The simulation was used to predict the performance of the HGCAL in CMS. Although the reconstruction algorithms are in an early stage of development, the expected performance in terms of energy resolution, particle identification and triggering are all comparable to the present CMS endcap calorimeters, even in the presence of 200 pileup events and after 3000 fb-1. The readout/triggering granularity and timing resolution for showers are key elements leading to this performance. Figure 4 shows the expected energy resolution for electrons, showing an insensitivity to pileup and a constant term (the most relevant in the endcaps) of around 1%. Also shown is a plot of the mass spectra of H→γγ events in the presence of 200 pileup, where both photons are in the HGCAL and have not converted in the Tracker.

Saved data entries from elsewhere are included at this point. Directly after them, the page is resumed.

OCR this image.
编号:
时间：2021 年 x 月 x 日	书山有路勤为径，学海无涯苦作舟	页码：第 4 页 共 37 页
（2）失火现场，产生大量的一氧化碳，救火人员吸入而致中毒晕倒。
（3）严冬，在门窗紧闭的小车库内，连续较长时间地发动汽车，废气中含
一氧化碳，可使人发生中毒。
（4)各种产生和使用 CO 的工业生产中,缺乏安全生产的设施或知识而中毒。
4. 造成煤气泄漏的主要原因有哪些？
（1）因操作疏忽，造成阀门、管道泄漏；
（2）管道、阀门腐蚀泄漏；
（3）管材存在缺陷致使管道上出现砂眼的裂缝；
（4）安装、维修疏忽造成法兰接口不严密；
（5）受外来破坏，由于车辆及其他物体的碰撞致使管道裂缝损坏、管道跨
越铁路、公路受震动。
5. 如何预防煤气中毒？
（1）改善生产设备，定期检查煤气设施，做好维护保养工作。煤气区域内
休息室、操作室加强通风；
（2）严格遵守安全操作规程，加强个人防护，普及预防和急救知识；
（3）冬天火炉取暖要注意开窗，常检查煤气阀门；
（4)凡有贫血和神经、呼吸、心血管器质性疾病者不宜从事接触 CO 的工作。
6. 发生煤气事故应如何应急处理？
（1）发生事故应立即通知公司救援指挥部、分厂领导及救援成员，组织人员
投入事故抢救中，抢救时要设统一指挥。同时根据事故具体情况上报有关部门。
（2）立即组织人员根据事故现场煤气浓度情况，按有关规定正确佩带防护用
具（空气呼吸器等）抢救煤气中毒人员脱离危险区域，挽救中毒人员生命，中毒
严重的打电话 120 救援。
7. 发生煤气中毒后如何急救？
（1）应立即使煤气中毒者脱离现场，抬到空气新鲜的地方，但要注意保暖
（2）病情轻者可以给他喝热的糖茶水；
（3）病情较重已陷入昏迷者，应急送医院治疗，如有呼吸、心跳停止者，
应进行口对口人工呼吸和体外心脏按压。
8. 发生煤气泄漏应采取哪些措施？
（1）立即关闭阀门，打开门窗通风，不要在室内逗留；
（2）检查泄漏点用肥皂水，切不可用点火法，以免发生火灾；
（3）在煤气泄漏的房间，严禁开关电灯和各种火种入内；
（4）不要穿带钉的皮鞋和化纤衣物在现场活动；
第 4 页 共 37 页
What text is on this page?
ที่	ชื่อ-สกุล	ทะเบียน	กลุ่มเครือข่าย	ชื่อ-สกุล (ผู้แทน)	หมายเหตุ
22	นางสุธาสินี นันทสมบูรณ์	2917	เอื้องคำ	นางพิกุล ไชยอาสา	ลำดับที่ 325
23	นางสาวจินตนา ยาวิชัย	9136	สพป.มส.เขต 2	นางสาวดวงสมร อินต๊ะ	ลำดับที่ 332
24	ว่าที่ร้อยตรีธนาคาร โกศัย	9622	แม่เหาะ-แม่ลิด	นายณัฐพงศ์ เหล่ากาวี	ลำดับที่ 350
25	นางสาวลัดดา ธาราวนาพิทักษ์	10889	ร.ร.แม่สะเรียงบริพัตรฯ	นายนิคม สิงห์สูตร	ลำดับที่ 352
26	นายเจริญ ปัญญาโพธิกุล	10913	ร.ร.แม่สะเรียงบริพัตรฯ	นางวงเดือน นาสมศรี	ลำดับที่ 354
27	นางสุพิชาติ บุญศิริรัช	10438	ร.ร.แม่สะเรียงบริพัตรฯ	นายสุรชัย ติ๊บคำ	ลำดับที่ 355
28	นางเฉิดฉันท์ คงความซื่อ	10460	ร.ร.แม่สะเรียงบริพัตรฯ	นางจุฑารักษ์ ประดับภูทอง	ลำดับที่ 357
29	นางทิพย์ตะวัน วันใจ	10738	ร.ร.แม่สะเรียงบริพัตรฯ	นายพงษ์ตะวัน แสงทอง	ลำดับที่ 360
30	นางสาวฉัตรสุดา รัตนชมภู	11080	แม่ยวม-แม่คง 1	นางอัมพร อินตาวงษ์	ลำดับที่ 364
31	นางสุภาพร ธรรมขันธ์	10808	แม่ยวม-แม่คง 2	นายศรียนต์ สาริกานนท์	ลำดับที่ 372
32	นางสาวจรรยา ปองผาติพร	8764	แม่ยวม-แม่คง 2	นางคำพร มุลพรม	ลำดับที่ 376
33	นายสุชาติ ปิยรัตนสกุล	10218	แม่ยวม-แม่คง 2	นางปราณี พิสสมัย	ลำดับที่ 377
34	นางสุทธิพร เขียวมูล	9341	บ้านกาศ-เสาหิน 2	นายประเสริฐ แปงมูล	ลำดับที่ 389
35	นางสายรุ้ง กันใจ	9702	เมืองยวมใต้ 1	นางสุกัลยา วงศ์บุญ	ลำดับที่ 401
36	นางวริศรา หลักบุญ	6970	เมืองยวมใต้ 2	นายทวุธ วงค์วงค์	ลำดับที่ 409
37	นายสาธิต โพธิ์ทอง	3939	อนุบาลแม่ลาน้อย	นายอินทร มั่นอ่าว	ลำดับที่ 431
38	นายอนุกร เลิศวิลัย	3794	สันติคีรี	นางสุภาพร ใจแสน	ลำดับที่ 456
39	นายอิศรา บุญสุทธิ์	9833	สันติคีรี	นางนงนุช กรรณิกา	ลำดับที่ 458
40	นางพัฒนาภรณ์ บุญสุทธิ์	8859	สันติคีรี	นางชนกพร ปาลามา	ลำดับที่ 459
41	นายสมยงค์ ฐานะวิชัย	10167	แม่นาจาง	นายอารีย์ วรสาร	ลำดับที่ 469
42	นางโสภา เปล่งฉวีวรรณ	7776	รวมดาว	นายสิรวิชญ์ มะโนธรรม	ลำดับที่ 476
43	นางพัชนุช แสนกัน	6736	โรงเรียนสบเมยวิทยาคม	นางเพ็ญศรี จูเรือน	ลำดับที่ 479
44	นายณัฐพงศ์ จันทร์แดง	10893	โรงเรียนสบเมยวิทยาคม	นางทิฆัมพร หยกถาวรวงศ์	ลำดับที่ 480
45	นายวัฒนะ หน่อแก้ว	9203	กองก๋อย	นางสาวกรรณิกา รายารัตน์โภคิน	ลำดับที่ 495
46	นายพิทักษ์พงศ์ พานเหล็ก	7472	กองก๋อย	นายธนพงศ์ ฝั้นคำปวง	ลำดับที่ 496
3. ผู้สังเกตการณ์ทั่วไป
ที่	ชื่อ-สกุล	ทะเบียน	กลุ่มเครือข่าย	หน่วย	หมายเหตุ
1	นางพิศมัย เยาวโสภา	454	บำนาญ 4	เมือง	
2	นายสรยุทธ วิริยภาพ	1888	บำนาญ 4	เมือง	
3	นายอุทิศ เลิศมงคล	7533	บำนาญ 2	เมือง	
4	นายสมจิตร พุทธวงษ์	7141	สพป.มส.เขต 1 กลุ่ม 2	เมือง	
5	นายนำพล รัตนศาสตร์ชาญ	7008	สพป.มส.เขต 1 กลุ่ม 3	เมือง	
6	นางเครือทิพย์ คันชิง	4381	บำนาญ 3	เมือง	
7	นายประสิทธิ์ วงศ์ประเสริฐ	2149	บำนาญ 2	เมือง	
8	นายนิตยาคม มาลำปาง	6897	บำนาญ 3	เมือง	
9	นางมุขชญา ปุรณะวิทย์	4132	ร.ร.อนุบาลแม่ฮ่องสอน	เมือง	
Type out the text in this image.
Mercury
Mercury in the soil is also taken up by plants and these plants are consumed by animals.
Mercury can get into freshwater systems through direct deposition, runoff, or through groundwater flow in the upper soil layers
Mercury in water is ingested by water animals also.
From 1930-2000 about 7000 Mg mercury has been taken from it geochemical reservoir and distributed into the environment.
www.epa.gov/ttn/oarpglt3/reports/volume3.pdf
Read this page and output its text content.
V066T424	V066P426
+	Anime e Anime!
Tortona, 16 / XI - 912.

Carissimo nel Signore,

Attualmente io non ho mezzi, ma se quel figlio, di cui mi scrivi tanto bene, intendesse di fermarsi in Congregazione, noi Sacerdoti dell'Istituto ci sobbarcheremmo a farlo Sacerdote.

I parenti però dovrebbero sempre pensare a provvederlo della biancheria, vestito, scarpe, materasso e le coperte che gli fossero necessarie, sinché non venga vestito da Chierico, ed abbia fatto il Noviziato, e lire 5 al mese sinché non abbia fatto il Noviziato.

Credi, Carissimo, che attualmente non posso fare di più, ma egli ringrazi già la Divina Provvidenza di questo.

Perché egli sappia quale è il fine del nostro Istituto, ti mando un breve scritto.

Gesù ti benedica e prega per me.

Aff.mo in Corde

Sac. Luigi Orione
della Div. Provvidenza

Figure 4: Expected electron energy resolution (left) and H→γγ mass resolution (right) for the HGCAL with 200 pileup.
Outlook
The HGCAL TDR (CERN-LHCC-2017-023) was approved in April 2018. The next years will be extremely challenging in terms of engineering of all types, to finalize the mechanics, on-detector electronics, services and off-detector readout/trigger boards. In parallel, the triggering, reconstruction and clustering algorithms (in 5 dimensions – X, Y, Z, E, t) will be optimized, adding to information from the new Tracker and new/existing Muon systems, to give an unprecedented “particle flow” picture of the complex events expected at HL-LHC.
Several groups in EP are playing key roles in the development of HGCAL, including EP-CMX, EP-CMG and EP-CMO inside the CMS team, as well as EP-DT, EP-ESE and EP-LCD.